Antara Etika dan Ilmu

Banyak ulama menyampaikan untaian nasihat perihal pentingnya adab sebelum ilmu.

OLEH MUHYIDDIN

 

 

Dalam Alquran dan hadis, ada banyak dalil mengenai keutamaan ilmu. Maknanya, Islam sangat memotivasi setiap Muslim untuk terus belajar. Seperti diibaratkan dalam sebuah pepatah, tuntutlah ilmu dari buaian hingga liang lahat. Maka sepanjang hidup seorang Mukmin seyogianya diisi dengan semangat memperoleh pengetahuan.

Nabi Muhammad SAW memberikan petunjuk tentang pengamalan menuntut ilmu. Pada saat yang sama, beliau juga mengajarkan pentingnya etika dalam kehidupan. Bahkan, adab itu diposisikannya lebih tinggi daripada sekadar motivasi belajar.

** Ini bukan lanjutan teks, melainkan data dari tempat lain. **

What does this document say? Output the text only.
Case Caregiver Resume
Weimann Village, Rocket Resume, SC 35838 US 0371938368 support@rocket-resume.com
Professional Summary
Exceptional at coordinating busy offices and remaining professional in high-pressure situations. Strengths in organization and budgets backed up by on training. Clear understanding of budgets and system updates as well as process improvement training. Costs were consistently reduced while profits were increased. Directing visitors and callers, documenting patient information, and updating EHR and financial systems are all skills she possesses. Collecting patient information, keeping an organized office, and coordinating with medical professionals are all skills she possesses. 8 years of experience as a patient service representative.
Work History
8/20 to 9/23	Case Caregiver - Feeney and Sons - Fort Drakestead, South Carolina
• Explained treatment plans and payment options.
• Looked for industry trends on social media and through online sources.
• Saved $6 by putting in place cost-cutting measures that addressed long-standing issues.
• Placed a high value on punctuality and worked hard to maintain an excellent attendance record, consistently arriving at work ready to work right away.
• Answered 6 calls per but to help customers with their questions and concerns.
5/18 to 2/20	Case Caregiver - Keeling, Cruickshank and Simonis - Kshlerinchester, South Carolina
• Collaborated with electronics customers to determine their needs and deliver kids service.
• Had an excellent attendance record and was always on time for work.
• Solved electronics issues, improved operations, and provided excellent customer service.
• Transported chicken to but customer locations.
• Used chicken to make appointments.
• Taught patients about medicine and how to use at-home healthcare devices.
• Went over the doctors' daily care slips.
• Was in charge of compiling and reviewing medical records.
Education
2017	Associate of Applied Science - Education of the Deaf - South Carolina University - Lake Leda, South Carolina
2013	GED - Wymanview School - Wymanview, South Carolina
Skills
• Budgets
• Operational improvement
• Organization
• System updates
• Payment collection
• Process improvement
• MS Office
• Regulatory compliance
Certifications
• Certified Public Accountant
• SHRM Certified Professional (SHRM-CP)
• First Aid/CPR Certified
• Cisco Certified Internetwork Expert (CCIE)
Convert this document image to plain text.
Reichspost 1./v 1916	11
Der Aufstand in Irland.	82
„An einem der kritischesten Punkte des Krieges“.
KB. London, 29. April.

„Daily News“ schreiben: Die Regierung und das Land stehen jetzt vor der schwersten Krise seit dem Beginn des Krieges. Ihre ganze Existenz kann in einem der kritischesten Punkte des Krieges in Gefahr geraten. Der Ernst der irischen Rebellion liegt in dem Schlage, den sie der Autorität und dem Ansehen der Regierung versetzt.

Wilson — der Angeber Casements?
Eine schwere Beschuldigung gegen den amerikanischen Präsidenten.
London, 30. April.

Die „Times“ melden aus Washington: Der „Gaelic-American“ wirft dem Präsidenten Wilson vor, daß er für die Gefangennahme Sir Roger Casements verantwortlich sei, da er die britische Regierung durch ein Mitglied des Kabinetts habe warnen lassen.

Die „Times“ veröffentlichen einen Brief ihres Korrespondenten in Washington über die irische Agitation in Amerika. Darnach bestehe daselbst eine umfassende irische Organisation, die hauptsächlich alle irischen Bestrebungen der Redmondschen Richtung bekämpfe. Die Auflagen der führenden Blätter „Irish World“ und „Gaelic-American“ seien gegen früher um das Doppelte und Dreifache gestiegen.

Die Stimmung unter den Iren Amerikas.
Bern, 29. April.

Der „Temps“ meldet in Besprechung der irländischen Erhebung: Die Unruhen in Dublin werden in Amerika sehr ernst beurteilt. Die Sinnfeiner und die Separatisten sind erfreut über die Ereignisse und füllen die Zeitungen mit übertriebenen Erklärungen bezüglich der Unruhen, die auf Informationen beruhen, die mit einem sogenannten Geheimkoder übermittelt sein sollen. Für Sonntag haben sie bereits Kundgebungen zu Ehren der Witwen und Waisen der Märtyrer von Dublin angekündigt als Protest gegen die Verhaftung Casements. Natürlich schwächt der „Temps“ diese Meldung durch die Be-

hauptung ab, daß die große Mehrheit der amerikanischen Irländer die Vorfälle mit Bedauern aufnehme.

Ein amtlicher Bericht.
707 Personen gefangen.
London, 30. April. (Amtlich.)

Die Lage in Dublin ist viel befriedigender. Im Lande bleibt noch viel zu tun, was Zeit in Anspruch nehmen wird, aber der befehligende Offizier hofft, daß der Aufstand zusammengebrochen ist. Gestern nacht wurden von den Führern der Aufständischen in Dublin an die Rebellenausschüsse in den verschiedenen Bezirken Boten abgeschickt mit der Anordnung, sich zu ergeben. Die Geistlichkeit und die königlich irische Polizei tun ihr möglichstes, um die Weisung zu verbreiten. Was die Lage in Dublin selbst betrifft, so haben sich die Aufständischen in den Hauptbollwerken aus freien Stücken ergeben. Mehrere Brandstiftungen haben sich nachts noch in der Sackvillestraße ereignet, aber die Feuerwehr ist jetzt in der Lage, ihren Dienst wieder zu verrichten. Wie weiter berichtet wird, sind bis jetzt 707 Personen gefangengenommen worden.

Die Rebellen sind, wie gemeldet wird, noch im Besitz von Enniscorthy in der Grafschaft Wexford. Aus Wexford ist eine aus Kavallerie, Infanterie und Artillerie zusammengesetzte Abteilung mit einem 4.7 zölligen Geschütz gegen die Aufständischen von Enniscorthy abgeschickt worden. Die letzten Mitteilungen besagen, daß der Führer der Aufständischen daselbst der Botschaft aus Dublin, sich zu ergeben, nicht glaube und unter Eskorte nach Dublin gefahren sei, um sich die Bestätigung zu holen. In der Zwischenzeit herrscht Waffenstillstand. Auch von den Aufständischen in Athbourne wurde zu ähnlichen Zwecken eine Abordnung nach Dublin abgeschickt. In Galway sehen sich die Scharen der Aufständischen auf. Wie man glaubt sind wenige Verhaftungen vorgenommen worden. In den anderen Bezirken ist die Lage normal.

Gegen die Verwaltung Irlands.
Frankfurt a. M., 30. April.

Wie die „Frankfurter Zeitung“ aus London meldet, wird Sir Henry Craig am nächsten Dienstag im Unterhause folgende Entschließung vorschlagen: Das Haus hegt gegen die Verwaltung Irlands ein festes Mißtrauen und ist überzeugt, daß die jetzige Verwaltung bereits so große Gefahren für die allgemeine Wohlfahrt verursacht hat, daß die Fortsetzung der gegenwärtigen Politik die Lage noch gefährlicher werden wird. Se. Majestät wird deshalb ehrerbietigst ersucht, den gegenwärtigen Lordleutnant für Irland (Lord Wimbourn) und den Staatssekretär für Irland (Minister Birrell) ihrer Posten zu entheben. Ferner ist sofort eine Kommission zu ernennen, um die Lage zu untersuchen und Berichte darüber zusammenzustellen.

Karena itu, Rasulullah SAW mengajarkan sebuah doa, “Allaahumma ahdinii li-ahsanil a’maal, wa ahsanil akhlaaq, laa yahdii li-ahsanihaa illaa anta, wa qinii sayyi-il a’maal, wa sayyi-il akhlaaq, laa yaqii sayyi-ahaa illaa anta.”

Artinya, “Ya Allah, berilah petunjuk kepadaku untuk berbuat sebaik-baik amalan, sebaik-baik akhlak. Tiada yang bisa menunjuki untuk berbuat sebaik-baiknya kecuali Engkau. Lindungi kami dari jeleknya amalan dan jeleknya akhlak. Tiada yang bisa melindungi dari kejelekannya kecuali Engkau.”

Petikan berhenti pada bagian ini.